Rag-VetBot Empowering Farmers through a Bilingual Chatbot: Integrating NLP for Access to Traditional Herbal Treatment Practices for Livestock Management
Introduction: This project aims to develop a bilingual chatbot that provides veterinary solutions using Natural Language Processing (NLP) for farmers. It leverages Retrieval-Augmented Generation (RAG) models to dynamically retrieve relevant content and ensure accurate responses.
Features: 1.NLP-based query understanding and response generation. 2.Uses a database of ethnoveterinary practices for remedies. 3.Easy-to-use web interface for non-technical users.
Folder Structure: Rag-Vector-DB/ ├── assets/ # Datasets and reference materials │ └── RPP_Dataset - Copy.xlsx ├── DB_Storage/ # Vector storage and indices │ ├── content.json # Automatically generated while running "vectorDB.py" │ ├── vectors.hnsw # Automatically generated while running "vectorDB.py" │ ├── vectors.index # Automatically generated while running "vectorDB.py" │ └── vectors_hnswlib.bin # Automatically generated while running "vectorDB.py" ├── src/ # Source code │ ├── app.py # Main application file │ ├── model.py # RAG model logic │ ├── vectorDB.py # Vector database handler │ ├── chatbot_errors.log # Log file for errors │ └── templates/ # HTML templates for web interface │ └── index.html ├── .gitattributes # Git attributes file ├── README.md # Project documentation └── requirements.txt #requirements to be installed
Dataset: Location: assets/RPP_Dataset - Copy.xlsx Description: Contains information on various animal diseases, symptoms, herbal remedies, and treatments.
Key Files and Folders:
- app.py: The main application script for running the chatbot server.
- model.py: Core logic for query processing and response generation using embeddings.
- vectorDB.py: Handles vector database operations like indexing and retrieval.
- index.html: The web interface for user interaction.
Running the Project: There are two ways to run the project:
- Hosting on a Website: Follow these steps to host the RAG-Veterinary chatbot on a website:
- Install the dependencies: pip install -r requirements.txt
- Run python src/vectorDB.py to initialize the vector database.
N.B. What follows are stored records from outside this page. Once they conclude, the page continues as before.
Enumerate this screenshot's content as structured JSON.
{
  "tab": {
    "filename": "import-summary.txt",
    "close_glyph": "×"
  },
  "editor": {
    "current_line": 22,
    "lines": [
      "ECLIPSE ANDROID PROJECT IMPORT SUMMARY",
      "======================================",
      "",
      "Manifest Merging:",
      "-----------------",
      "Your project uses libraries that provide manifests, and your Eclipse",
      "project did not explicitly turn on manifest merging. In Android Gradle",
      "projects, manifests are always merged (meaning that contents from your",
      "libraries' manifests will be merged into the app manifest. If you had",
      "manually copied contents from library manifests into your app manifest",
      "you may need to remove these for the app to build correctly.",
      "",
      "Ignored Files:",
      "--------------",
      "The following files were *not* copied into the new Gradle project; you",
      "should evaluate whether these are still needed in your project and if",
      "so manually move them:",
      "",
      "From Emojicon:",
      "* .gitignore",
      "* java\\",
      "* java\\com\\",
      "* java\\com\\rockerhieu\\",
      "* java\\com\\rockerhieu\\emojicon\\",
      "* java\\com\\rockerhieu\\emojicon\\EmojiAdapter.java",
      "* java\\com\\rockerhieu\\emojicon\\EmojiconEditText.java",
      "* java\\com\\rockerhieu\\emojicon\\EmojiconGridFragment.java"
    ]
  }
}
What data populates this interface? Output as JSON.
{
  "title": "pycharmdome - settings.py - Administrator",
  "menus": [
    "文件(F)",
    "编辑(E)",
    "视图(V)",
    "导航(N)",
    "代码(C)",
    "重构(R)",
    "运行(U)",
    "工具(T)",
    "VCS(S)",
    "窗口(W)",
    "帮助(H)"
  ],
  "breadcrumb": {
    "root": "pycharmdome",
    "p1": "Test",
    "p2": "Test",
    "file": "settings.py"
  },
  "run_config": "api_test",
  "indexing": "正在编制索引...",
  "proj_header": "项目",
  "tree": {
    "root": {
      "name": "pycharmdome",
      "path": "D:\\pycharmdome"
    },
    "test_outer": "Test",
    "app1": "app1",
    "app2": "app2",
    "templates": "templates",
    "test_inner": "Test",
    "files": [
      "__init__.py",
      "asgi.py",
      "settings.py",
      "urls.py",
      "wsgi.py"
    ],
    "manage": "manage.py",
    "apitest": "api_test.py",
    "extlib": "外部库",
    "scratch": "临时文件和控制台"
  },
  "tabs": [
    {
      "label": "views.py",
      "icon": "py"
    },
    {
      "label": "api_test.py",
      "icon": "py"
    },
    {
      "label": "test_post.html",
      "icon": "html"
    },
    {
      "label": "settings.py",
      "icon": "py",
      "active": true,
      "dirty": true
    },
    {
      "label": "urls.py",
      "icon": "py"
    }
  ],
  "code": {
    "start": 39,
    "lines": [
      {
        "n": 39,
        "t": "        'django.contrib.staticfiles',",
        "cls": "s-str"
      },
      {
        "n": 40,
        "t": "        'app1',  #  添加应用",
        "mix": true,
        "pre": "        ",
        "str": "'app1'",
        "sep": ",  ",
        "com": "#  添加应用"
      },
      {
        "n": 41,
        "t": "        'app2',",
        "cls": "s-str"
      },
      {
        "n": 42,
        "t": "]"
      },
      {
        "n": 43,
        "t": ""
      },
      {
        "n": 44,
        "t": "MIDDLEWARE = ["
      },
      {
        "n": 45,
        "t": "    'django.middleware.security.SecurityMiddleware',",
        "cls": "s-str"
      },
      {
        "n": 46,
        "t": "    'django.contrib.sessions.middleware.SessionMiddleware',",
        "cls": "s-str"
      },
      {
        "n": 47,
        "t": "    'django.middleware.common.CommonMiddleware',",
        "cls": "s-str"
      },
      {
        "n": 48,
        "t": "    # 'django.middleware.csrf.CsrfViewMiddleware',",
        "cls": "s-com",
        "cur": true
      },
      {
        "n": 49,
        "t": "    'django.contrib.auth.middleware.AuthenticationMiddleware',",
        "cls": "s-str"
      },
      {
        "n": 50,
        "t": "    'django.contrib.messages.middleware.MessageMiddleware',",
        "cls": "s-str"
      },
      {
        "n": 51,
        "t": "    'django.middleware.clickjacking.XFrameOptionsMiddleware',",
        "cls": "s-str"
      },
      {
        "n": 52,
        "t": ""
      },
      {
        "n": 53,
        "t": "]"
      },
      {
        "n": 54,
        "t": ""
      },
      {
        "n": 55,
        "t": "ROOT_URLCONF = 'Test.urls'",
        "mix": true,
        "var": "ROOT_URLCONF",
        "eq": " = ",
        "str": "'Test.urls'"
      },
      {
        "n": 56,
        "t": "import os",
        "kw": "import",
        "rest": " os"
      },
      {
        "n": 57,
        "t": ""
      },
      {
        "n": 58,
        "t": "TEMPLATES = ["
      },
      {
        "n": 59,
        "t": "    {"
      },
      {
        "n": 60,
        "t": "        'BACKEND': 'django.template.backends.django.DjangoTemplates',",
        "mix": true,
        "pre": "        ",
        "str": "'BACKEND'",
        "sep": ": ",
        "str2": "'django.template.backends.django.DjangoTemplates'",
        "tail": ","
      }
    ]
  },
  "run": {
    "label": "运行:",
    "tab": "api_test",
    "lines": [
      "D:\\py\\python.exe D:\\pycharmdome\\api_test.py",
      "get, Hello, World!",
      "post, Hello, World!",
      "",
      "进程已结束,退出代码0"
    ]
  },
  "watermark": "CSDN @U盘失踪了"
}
- Update the LLM API key in src/model.py.
- Run python src/app.py (this will automatically execute src/model.py).
- Access the chatbot at the generated localhost link.
- Running in the Terminal: Follow these steps to run the RAG-Veterinary chatbot in the terminal:
- Install the dependencies: pip install -r requirements.txt
- Run python src/vectorDB.py to initialize the vector database.
- Update the LLM API key in src/model.py.
- Run python src/model.py and provide the command line input.
- Responses will be generated in the terminal.